Moody's, in a note earlier this month, said that it expects the government to renew its commitment to increase capital spending and address the short-term disruptive impact of demonetisation in the Budget to be unveiled on February 1, 2017.
US-based Moody's Indian affiliate ICRA said that India will remain one of the fastest growing major economies globally in 2017, although GDP growth will moderate in the first half of the year, as the economy adjusts after demonetisation, PTI had reported.
The Survey had further said, "India stands out as a haven of stability and an outpost of opportunity. Its macro-economy is stable, founded on the government’s commitment to fiscal consolidation and low inflation.
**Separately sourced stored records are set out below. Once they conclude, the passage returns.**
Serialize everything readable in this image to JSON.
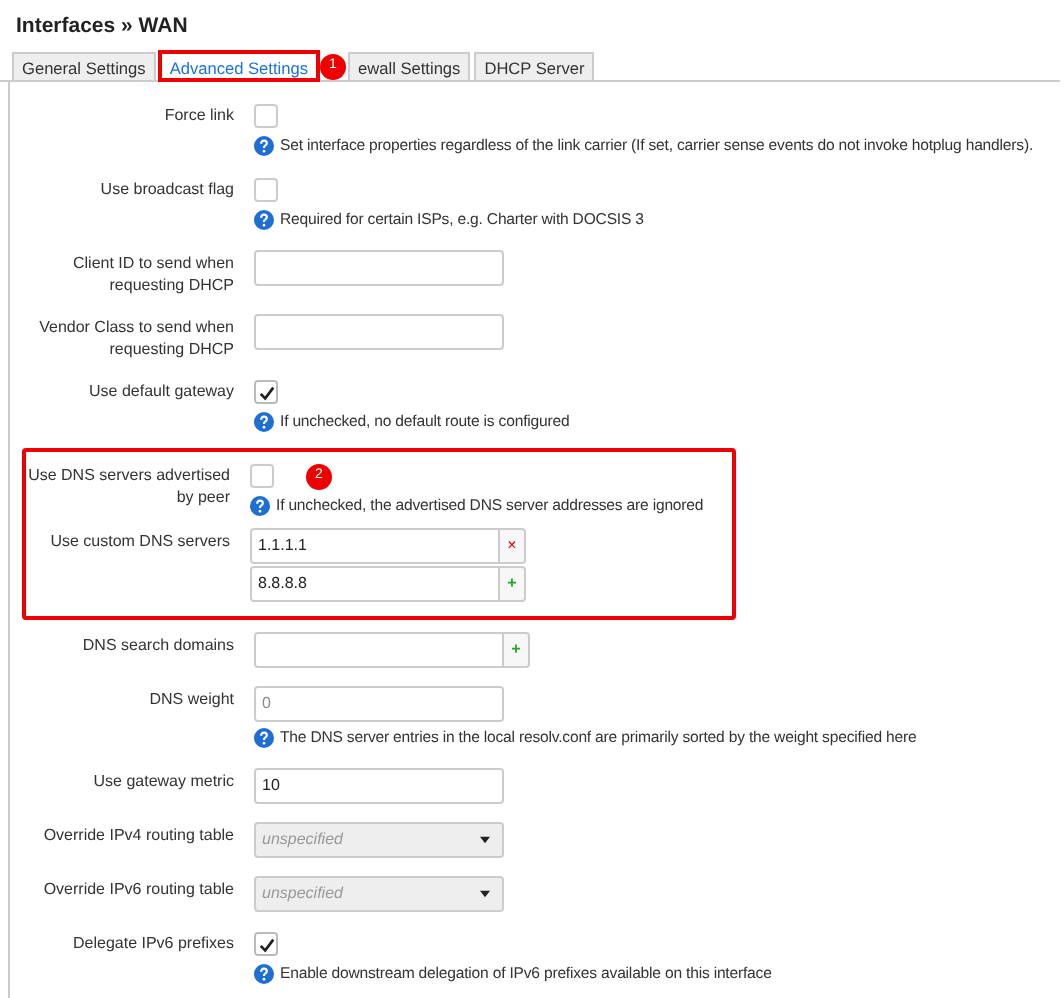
{
  "title": "Interfaces » WAN",
  "tabs": [
    {
      "label": "General Settings",
      "selected": false,
      "highlight": false
    },
    {
      "label": "Advanced Settings",
      "selected": true,
      "highlight": true,
      "badge": "1"
    },
    {
      "label": "ewall Settings",
      "selected": false,
      "highlight": false
    },
    {
      "label": "DHCP Server",
      "selected": false,
      "highlight": false
    }
  ],
  "sections": [
    {
      "highlight": false,
      "rows": [
        {
          "kind": "checkbox",
          "label": "Force link",
          "checked": false,
          "help": "Set interface properties regardless of the link carrier (If set, carrier sense events do not invoke hotplug handlers)."
        },
        {
          "kind": "checkbox",
          "label": "Use broadcast flag",
          "checked": false,
          "help": "Required for certain ISPs, e.g. Charter with DOCSIS 3"
        },
        {
          "kind": "text",
          "label": "Client ID to send when requesting DHCP"
        },
        {
          "kind": "text",
          "label": "Vendor Class to send when requesting DHCP"
        },
        {
          "kind": "checkbox",
          "label": "Use default gateway",
          "checked": true,
          "help": "If unchecked, no default route is configured"
        }
      ]
    },
    {
      "highlight": true,
      "rows": [
        {
          "kind": "checkbox",
          "label": "Use DNS servers advertised by peer",
          "checked": false,
          "badge": "2",
          "help": "If unchecked, the advertised DNS server addresses are ignored"
        },
        {
          "kind": "dynlist",
          "label": "Use custom DNS servers",
          "items": [
            {
              "value": "1.1.1.1",
              "action": "×",
              "kind": "remove"
            },
            {
              "value": "8.8.8.8",
              "action": "+",
              "kind": "add"
            }
          ]
        }
      ]
    },
    {
      "highlight": false,
      "rows": [
        {
          "kind": "dynlist",
          "label": "DNS search domains",
          "items": [
            {
              "action": "+",
              "kind": "add"
            }
          ]
        },
        {
          "kind": "text",
          "label": "DNS weight",
          "placeholder": "0",
          "help": "The DNS server entries in the local resolv.conf are primarily sorted by the weight specified here"
        },
        {
          "kind": "text",
          "label": "Use gateway metric",
          "value": "10"
        },
        {
          "kind": "select",
          "label": "Override IPv4 routing table",
          "value": "unspecified"
        },
        {
          "kind": "select",
          "label": "Override IPv6 routing table",
          "value": "unspecified"
        },
        {
          "kind": "checkbox",
          "label": "Delegate IPv6 prefixes",
          "checked": true,
          "help": "Enable downstream delegation of IPv6 prefixes available on this interface"
        }
      ]
    }
  ]
}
Its economic growth is amongst the highest in the world, helped by a reorientation of government spending toward needed public infrastructure."
Since then, India's GDP growth estimates have fallen with FICCI on Monday stating that it expects the country to grow at 6.8% in the current fiscal as against 7.1% by Ministry of Programme & Statistical Implementation.
International Monetary Fund (IMF), too, has cut India's growth expectation to 6.6%.
It said the move had resulted in temporary negative consumption shock which induced by cash shortages and payment disruptions.
This means that India will lose its “fastest growing economy” title to China.
"The task now is to sustain them in an even more difficult global environment. This will require careful economic management. As regards monetary and liquidity policy, the benign outlook for inflation, widening output gaps, the uncertainty about the growth outlook and the over-indebtedness of the corporate sector all imply that there is room for easing," the Economic Survey 2015-16 read.